I’ve written a draft proposal introducing the idea of using Hub governance to impose checks and balances over whichever entity is charged with funding public goods. I encourage you to give it a read.
Parties can fork off. Streamlined exit games are an inherent property of Cosmos by design. The point here is to wield the Cosmos Hub as the most distributed, thus fair, tool to operate an AEZ-wide voting system through which signal can be reasonably filtered.
“But muh Atom has no utility.”
If Cosmos Hub evolves into the Supreme Court of the AEZ, that makes Atom your right to vote. That is the ultimate utility.

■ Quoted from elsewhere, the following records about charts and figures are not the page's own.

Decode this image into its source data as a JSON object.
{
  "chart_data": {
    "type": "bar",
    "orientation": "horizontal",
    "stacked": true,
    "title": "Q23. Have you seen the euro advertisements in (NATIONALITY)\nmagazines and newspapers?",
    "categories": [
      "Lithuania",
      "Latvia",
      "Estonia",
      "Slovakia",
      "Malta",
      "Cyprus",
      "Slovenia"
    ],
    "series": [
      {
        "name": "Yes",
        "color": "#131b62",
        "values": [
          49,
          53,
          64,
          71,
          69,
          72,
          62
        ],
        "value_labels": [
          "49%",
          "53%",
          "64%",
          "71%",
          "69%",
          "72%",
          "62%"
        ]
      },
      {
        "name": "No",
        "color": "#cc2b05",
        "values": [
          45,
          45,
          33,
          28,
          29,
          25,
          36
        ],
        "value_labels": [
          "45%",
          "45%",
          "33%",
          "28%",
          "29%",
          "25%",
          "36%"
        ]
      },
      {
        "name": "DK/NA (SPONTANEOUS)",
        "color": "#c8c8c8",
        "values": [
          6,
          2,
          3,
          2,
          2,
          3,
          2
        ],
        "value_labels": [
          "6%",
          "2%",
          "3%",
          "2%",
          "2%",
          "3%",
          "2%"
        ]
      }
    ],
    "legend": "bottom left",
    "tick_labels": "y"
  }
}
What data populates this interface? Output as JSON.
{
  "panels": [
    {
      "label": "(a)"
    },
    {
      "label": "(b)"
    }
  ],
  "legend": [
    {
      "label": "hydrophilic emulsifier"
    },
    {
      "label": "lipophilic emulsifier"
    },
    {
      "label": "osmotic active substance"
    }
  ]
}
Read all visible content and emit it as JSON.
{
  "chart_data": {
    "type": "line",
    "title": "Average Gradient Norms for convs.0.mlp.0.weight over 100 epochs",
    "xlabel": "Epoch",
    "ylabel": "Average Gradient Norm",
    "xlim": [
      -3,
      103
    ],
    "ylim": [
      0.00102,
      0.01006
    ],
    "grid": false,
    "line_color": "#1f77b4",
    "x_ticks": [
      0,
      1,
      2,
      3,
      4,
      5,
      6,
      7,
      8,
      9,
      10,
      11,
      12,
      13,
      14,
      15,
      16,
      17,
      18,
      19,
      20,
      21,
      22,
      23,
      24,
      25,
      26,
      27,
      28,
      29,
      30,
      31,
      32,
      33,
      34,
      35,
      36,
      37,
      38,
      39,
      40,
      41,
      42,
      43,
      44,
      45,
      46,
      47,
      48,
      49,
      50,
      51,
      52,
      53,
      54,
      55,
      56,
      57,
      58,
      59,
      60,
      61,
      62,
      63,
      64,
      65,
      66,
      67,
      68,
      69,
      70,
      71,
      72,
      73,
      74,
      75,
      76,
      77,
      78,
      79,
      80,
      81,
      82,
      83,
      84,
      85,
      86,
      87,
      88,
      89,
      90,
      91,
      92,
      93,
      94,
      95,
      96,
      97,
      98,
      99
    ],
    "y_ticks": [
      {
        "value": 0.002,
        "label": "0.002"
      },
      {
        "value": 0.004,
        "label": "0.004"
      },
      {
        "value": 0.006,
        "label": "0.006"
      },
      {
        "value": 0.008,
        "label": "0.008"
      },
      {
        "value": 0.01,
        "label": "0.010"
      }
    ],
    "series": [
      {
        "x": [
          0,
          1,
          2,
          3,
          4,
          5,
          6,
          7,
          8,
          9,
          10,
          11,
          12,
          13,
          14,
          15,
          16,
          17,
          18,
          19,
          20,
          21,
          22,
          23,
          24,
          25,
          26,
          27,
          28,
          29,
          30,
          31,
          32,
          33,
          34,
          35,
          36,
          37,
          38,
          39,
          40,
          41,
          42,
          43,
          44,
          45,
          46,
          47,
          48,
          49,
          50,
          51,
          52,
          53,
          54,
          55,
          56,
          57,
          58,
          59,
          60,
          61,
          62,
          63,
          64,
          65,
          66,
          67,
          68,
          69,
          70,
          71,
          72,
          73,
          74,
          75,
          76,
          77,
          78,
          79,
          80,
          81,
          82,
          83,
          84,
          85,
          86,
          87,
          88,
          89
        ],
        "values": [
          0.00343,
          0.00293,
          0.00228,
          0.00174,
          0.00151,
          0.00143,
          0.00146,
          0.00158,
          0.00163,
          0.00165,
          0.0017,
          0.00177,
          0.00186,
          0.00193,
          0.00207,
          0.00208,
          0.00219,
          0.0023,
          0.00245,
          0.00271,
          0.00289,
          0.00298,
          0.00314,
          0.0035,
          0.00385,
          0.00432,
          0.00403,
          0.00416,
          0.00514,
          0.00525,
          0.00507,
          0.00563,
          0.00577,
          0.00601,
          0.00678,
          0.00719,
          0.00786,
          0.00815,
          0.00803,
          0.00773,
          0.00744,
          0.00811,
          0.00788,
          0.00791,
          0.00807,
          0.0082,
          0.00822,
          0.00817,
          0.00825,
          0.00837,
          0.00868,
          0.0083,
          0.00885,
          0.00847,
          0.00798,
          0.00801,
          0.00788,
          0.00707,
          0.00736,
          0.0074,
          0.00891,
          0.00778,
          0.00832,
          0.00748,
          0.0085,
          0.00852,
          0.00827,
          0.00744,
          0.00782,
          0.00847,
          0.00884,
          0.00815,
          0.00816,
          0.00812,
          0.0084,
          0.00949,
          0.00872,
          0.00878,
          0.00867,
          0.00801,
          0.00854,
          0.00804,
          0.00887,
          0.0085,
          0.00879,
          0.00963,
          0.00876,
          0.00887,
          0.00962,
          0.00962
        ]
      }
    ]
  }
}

Democracy is a beautiful thing. You’re engaging in a modern day social experiment the likes of which 17th century N. Americans underwent in the 13 Colonies.
We’re still early.
Governing without the Consent of the Governed
There’s a value extraction playbook that can be implemented by any wily insider in order to corner a L1 ecosystem, provided he/they has /have either direct control or control-by-proxy of the following power trifecta:
- the Foundation treasury,
- the authoritative socials/platforms for discourse, and
- the implied perception that your success in the ecosystem depends on being grandfathered in by splitting a significant slice of your equity/token allocation to the insider.
Even if success in reality is independent of 3, belief in that perception alone becomes a self-fulfilling prophecy. The downside of this model is that the rest of the community doesn’t share in the upside and there’s a clear incentive for the ones doing the cornering to actively and anti-competitively keep outsiders out, lest the latter pay their due social tax. The elephant in the room is that virtually everyone who has their toes in such an ecosystem knows this is happening but no one is willing to articulate it. Intuitively, you just get a “bad vibe” but the source remains obfuscated behind shadow games you aren’t privy to.
So Where Do You Go From Here?
If you’ve made it this far, you probably give enough of a f* about Cosmos such that you won’t be abandoning your post. You’re being called to wield the power of Cosmos onchain governance to enact the change you want to see in the world. What will you do about it?